Saya sempat membaca berita memprihatinkan. Seorang ayah yang berprofesi sebagai kuli diduga bunuh diri dikarenakan stres memikirkan utang biaya pernikahan anaknya.
Saya membaca berita terenyuh, sebuah momen sakral justru terselip kabar duka. Kejadian ini seharusnya bisa dihindari seandainya ada kesepakatan pesta pernikahan dilakukan sesuai kemampuan finansial.
Pertanyaan kecil pun muncul, masihkah biaya pernikahan anak menjadi beban orangtua?
Pernikahan di jaman saat ini memang membutuhkan biaya besar. Ada yang menghabiskan jutaan rupiah, puluhan juta, ratusan juta bahkan hingga miliaran. Pengeluaran ini biasanya untuk cetak kartu undangan, foto pre-wedding, dokumentasi, jasa Wedding Organizer (WO), baju pengantin, konsumsi tamu undangan, dekorasi hingga sewa gedung.
Sebenarnya biaya nikah bisa sangat terjangkau namun faktor gengsi sosial, ingin menciptakan kenangan spesial atau ingin memberikan hal terbaik bagi tamu membuat biaya pernikahan menjadi membengkak.

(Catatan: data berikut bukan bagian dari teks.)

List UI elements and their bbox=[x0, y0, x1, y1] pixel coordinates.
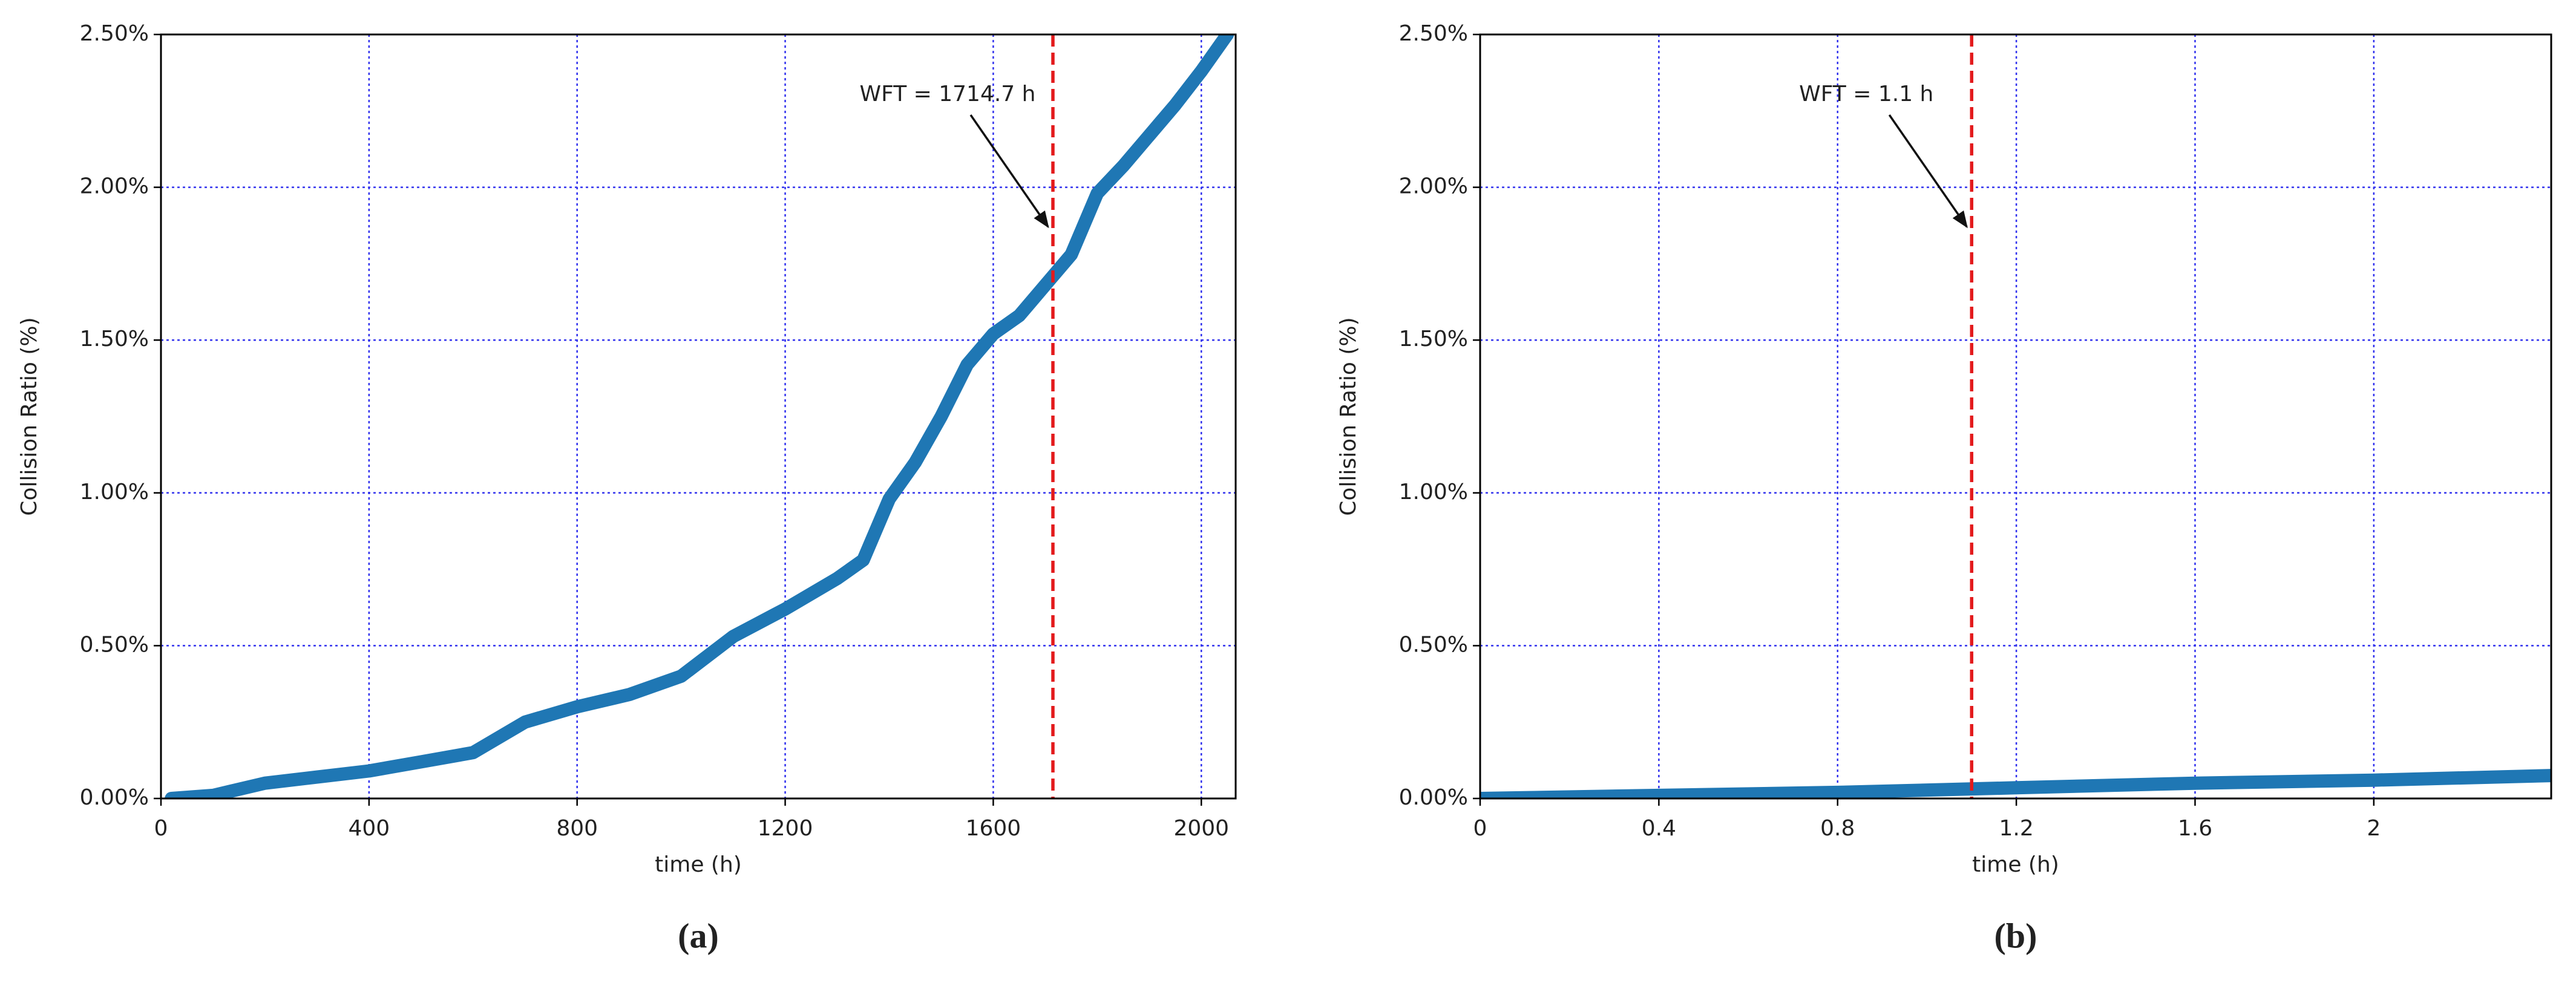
y-tick-label: 0.50% bbox=[1399, 632, 1468, 657]
y-tick-label: 1.00% bbox=[1399, 480, 1468, 504]
y-tick-label: 2.50% bbox=[80, 21, 149, 46]
y-tick-label: 0.50% bbox=[80, 632, 149, 657]
x-tick-label: 400 bbox=[348, 816, 390, 841]
y-tick-label: 0.00% bbox=[80, 785, 149, 810]
plot-frame bbox=[160, 33, 1237, 800]
panel-label: (b) bbox=[1994, 916, 2037, 955]
x-tick-label: 800 bbox=[556, 816, 598, 841]
y-tick-label: 1.00% bbox=[80, 480, 149, 504]
annotation-arrow bbox=[1888, 114, 1968, 229]
annotation: WFT = 1.1 h bbox=[1799, 82, 1933, 106]
annotation-arrow bbox=[969, 114, 1049, 229]
x-tick-label: 0 bbox=[1473, 816, 1487, 841]
x-tick-label: 1200 bbox=[758, 816, 813, 841]
plot-frame bbox=[1479, 33, 2552, 800]
y-tick-label: 0.00% bbox=[1399, 785, 1468, 810]
x-tick-label: 0.8 bbox=[1820, 816, 1855, 841]
y-tick-label: 2.00% bbox=[80, 174, 149, 199]
x-tick-label: 0 bbox=[154, 816, 168, 841]
x-axis-label: time (h) bbox=[655, 852, 742, 877]
x-tick-label: 1600 bbox=[966, 816, 1021, 841]
chart: 0.00% 0.50% 1.00% 1.50% 2.00% 2.50% 0 0.4 0.8 1.2… bbox=[1336, 21, 2552, 955]
y-axis-label: Collision Ratio (%) bbox=[17, 317, 42, 515]
annotation: WFT = 1714.7 h bbox=[860, 82, 1036, 106]
y-axis-label: Collision Ratio (%) bbox=[1336, 317, 1361, 515]
x-tick-label: 0.4 bbox=[1642, 816, 1676, 841]
x-axis-label: time (h) bbox=[1972, 852, 2059, 877]
x-tick-label: 1.2 bbox=[1999, 816, 2033, 841]
panel-label: (a) bbox=[678, 916, 719, 955]
x-tick-label: 2 bbox=[2367, 816, 2381, 841]
x-tick-label: 1.6 bbox=[2178, 816, 2212, 841]
y-tick-label: 2.50% bbox=[1399, 21, 1468, 46]
x-tick-label: 2000 bbox=[1173, 816, 1229, 841]
y-tick-label: 1.50% bbox=[80, 327, 149, 351]
data-line bbox=[165, 34, 1234, 798]
y-tick-label: 1.50% bbox=[1399, 327, 1468, 351]
data-line bbox=[1480, 769, 2551, 798]
chart: 0.00% 0.50% 1.00% 1.50% 2.00% 2.50% 0 400 800 120… bbox=[17, 21, 1237, 955]
y-tick-label: 2.00% bbox=[1399, 174, 1468, 199]
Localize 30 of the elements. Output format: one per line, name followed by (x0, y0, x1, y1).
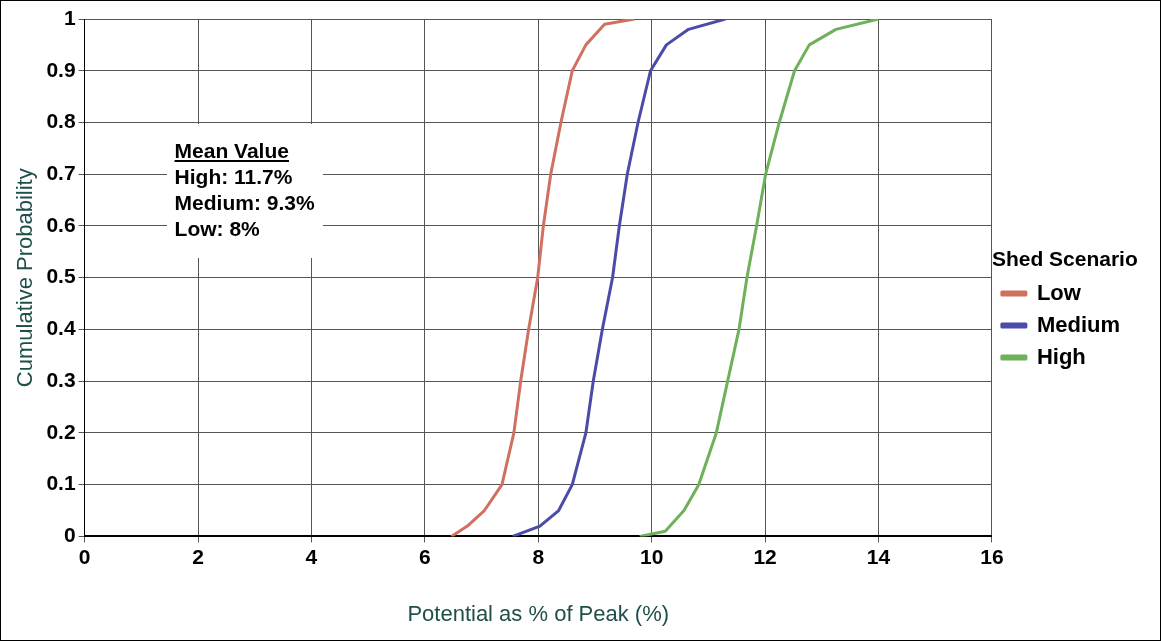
x-tick-label: 4 (305, 544, 318, 568)
y-tick-label: 0.5 (46, 264, 76, 288)
y-tick-label: 0.6 (46, 212, 76, 236)
annotation: Medium: 9.3% (174, 190, 315, 216)
annotation: Low: 8% (174, 216, 261, 242)
annotation: High: 11.7% (174, 164, 294, 190)
legend-label: High (1036, 343, 1086, 369)
y-axis-title: Cumulative Probability (12, 168, 38, 388)
y-tick-label: 0.9 (46, 57, 76, 81)
y-tick-label: 0.4 (46, 316, 76, 340)
legend-label: Low (1036, 279, 1082, 305)
y-tick-label: 0.3 (46, 367, 76, 391)
x-tick-label: 6 (418, 544, 431, 568)
legend-label: Medium (1036, 311, 1121, 337)
x-axis-title: Potential as % of Peak (%) (407, 600, 670, 626)
x-tick-label: 8 (532, 544, 545, 568)
y-tick-label: 0 (63, 523, 76, 547)
x-tick-label: 16 (980, 544, 1004, 568)
y-tick-label: 0.8 (46, 109, 76, 133)
annotation: Mean Value (174, 138, 289, 164)
x-tick-label: 10 (639, 544, 664, 568)
y-tick-label: 1 (63, 5, 76, 29)
x-tick-label: 2 (192, 544, 204, 568)
x-tick-label: 14 (866, 544, 891, 568)
y-tick-label: 0.7 (46, 161, 76, 185)
x-tick-label: 0 (78, 544, 91, 568)
legend-title: Shed Scenario (991, 246, 1138, 271)
x-tick-label: 12 (753, 544, 777, 568)
y-tick-label: 0.2 (46, 419, 76, 443)
y-tick-label: 0.1 (46, 471, 76, 495)
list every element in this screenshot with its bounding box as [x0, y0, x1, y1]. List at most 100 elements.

Tidak jarang tingginya biaya pernikahan yang mahal ini disiasati dengan berutang baik secara personal maupun ke bank. Orangtua menjadi tumpuan bagi si anak untuk dapat membiayai pesta pernikahan yang tergolong besar ini. Alhasil orangtua ikut terjebak dalam utang pernikahan sang anak meskipun ada orangtua yang tidak mempermasalahkan hal ini.
# Pasangan Perlu Kesiapan Mental dan Finansial
Kesiapan memang membutuhkan kesiapan mental dan finansial. Tidak jarang cobaan terberat justru muncul menjelang pernikahan. Tidak sedikit pasangan mengalami percekcokan menjelang pernikahan dan akhirnya pernikahan batal.